Markets are trying to glean any hint about whether or not the ECB will confirm additional stimulus during its monthly meeting today. Most analysts forecast a QE reinforcement in quantity, as well as in term, before year-end or in 2016. But there is also a minority who bet on the central bank just adding corporate debt to the cocktail.
According to the last Bloomberg survey, 81 per cent of experts expect new stimulus, and of those 51 per cent think the ECB will take action in December. The main option would be to extend the asset purchasing programme beyond September 2016 (81%) along with a purchase increase over 60 Bn€ (42%), against the minority option of raising the elegible assets world (28%).

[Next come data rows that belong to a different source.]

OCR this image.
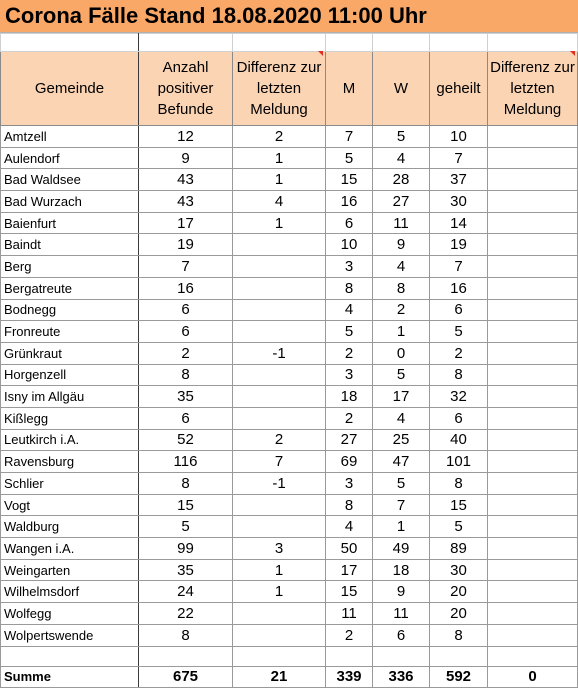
Corona Fälle Stand 18.08.2020 11:00 Uhr

Gemeinde	Anzahl positiver Befunde	Differenz zur letzten Meldung	M	W	geheilt	Differenz zur letzten Meldung
Amtzell	12	2	7	5	10	
Aulendorf	9	1	5	4	7	
Bad Waldsee	43	1	15	28	37	
Bad Wurzach	43	4	16	27	30	
Baienfurt	17	1	6	11	14	
Baindt	19		10	9	19	
Berg	7		3	4	7	
Bergatreute	16		8	8	16	
Bodnegg	6		4	2	6	
Fronreute	6		5	1	5	
Grünkraut	2	-1	2	0	2	
Horgenzell	8		3	5	8	
Isny im Allgäu	35		18	17	32	
Kißlegg	6		2	4	6	
Leutkirch i.A.	52	2	27	25	40	
Ravensburg	116	7	69	47	101	
Schlier	8	-1	3	5	8	
Vogt	15		8	7	15	
Waldburg	5		4	1	5	
Wangen i.A.	99	3	50	49	89	
Weingarten	35	1	17	18	30	
Wilhelmsdorf	24	1	15	9	20	
Wolfegg	22		11	11	20	
Wolpertswende	8		2	6	8	

Summe	675	21	339	336	592	0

That is the view of Spanish analysts at Intermoney. They do not estimate any additional QE reinforcement, neither in quantity nor in fulfilment terms, but they consider as “convenient” the inclusion of different assets such as corporate debt. “The latest figures from the ECB’s bank lending survey in the Eurozone in Q3’15 allow the central bank to remain inactive.”

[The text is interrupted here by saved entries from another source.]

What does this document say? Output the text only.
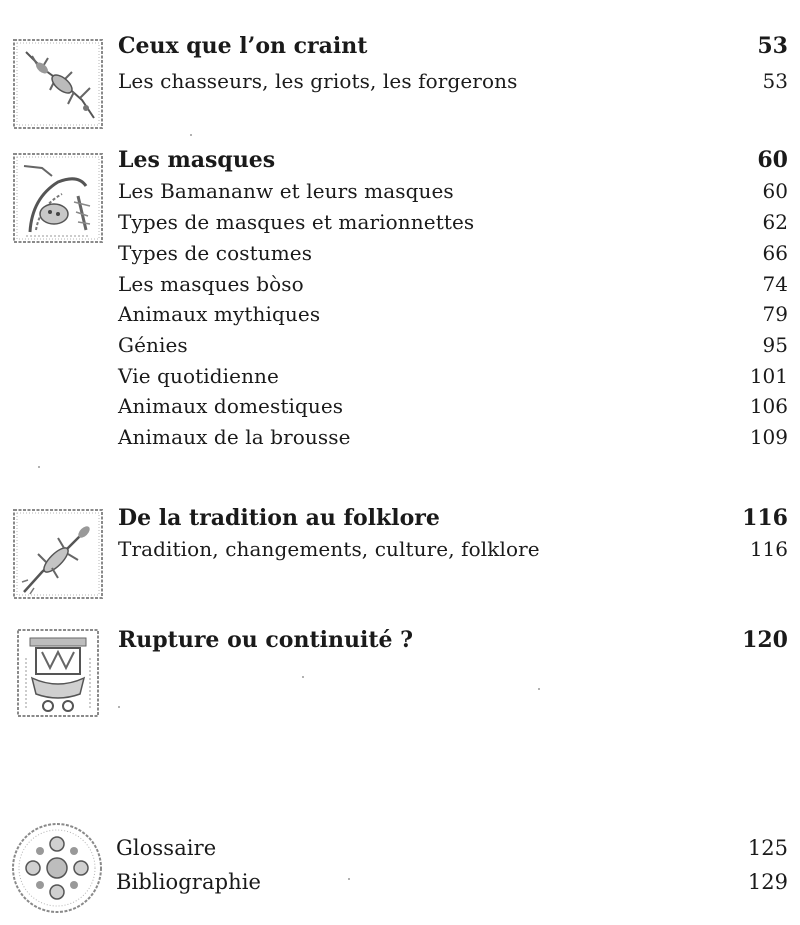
Ceux que l’on craint	53
Les chasseurs, les griots, les forgerons	53
Les masques	60
Les Bamananw et leurs masques	60
Types de masques et marionnettes	62
Types de costumes	66
Les masques bòso	74
Animaux mythiques	79
Génies	95
Vie quotidienne	101
Animaux domestiques	106
Animaux de la brousse	109
De la tradition au folklore	116
Tradition, changements, culture, folklore	116
Rupture ou continuité ?	120
Glossaire	125
Bibliographie	129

Overall, credit conditions and demand from companies improved, but performed worse than in Q2’15, as was also the case with consumer loans. Additionally, mortgage loans continued to be the “black sheep,” which “is in the ECB’s interests,” said Intermoney. As they explain, “the institution wants to eliminate excesses in the real estate sector. Mortgage lending was never its priority, but a recovery in corporate and consumer credit. Therefore, they would be fulfilling their target. In some countries like The Netherlands, strict mortgage requirements go hand-in-hand with the debancarization process.
In the second quarter of 2015, nearly 10% of Dutch mortgages were given out by private funds. There is increasingly less use of banks in a market which is returning to growth.
From the City of London, UBS experts expect a “wait and see” stance from the European Central Bank. “We think Mr Draghi will reiterate that the ECB monitors external developments carefully, and is ready to act if needed. In that way, he will leave the door open for more accommodation on December 3, when the ECB will release new staff macroeconomic forecasts.”
They also do not expect additional QE to be delivered in December. Their base case scenario remains that the ECB will run QE in its current form (60 Bn €per month) until September 2016, followed by some form of tapering.
Finally, Barclays predicts the ECB will implement further monetary easing before year-end. “We believe that the details and magnitude matter with regard to the euro’s reaction. An extension and increase in the QE program would probably have less effect than an outright cut in the deposit rate. It is just a matter of time until the ECB decides to drive the EUR/USD lower,” the analysts said.